I lavoratori della fabbrica Smart di Hambach (Mosella) hanno accettato, al 56%, la proposta della direzione, considerata un “ricatto” dalla maggioranza dei sindacati: in cambio della promessa di mantenere l’attività nel sito fino al 2020 (e di non delocalizzare in Slovacchia) da parte della casa madre Daimler, hanno votato a favore dell’abbandono delle 35 ore, per passare a 39 ore settimanali per di più pagate 37, con un aumento di 120 euro al mese, bloccato per 5 anni, e un premio un tantum di mille euro. Cioè un aumento dell’orario del 12% contro una crescita del salario del 6%. I 367 operai hanno votato in maggioranza contro questa proposta, ma i 385 tecnici e quadri hanno ribaltato il risultato (hanno accettato la proposta al 74%, ma per loro le condizioni sono meno dure, perché dovranno rinunciare a 10 sulle 20 ore di Rtt, riduzione del tempo di lavoro legata alla norma della 35 ore). La Smart di Hambach fa utili, non è per nulla in crisi, ma per la direzione deve poter concorrere con altri siti per aggiudicarsi la produzione della quarta generazione del modello automobilistico, mostrando maggiore “competitività”. La Daimler manterrà la promessa di non delocalizzare verso paesi a bassi salari? Alla Continental di Clairoix, qualche anno fa, per esempio, i lavoratori avevano votato a favore di un passaggio da 35 a 39 ore, ma poi la fabbrica di pneumatici aveva comunque chiuso. Il voto della Smart è già sfruttao politicamente: “il tabù delle 35 ore, caro alla sinistra – ha commentato l’ex primo ministro François Fillon, dei Repubblicani – non resiste al buon senso dei lavoratori”.

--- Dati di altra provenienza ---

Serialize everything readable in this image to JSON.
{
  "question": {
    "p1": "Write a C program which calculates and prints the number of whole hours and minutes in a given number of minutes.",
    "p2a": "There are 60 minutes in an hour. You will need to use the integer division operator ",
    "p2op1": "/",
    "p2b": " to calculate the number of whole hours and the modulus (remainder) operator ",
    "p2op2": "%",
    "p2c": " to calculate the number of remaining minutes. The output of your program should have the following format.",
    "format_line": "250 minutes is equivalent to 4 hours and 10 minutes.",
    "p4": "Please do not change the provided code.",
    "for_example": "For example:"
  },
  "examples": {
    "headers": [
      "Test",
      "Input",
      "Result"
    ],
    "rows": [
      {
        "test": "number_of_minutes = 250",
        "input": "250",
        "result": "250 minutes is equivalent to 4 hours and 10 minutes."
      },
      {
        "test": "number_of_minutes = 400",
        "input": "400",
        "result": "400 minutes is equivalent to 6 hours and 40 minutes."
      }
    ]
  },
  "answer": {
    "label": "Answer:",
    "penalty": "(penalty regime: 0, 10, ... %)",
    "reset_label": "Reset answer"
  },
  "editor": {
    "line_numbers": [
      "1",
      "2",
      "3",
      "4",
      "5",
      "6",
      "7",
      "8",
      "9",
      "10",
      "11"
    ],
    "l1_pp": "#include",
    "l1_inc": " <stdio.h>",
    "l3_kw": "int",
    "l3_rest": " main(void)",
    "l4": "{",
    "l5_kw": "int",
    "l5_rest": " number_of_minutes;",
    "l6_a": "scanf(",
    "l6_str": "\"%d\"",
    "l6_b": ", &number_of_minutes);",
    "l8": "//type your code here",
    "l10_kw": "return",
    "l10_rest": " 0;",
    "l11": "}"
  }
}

In questi giorni, il codice del lavoro è sotto attacco in Francia, perché giudicato troppo complesso e “illeggibile”, bisognoso di una “spolverata”. François Hollande ha precisato che non verrà toccata la durata legale del lavoro a 35 ore né lo Smic (salario minimo). Ma, nei fatti, ormai esistono molte deroghe alle 35 ore, per motivi di competitività o altri, con accordi raggiunti a livello di impresa. Qualche giorno fa, il governo ha ricevuto un rapporto sulla riforma del diritto del lavoro, redatto da Jean-Denis Combrexelle, del Consiglio di stato. Con molta prudenza, Combrexelle propone delle modifiche, per “un migliore adattamento del diritto del lavoro alla realtà delle imprese”. I sindacati riformisti, come la Cfdt, sono pronti a discutere, mentre la Cgt resta contraria. Il timore è che, con la scusa di semplificare e modernizzare, vengano ridotti i diritti dei lavoratori, in base all’idea difesa dal padronato che troppi lacci e lacciuoli frenino le assunzioni e alimentino l’alta disoccupazione nel paese. Nel giugno scorso, un saggio dell’ex ministro Robert Badinter (scritto con Antoine Lyon-Caen), Le travail et la loi, ha creato un terremoto: una delle figure più ascoltate della sinistra, padre dell’abolizione della pena di morte, propone di semplificare il codice del lavoro, per renderlo più leggibile e applicabile. Combrexelle propone di abbassare a livelli più bassi le decisioni: meno leggi e maggiore contrattazione, a livello di categoria ma anche di impresa.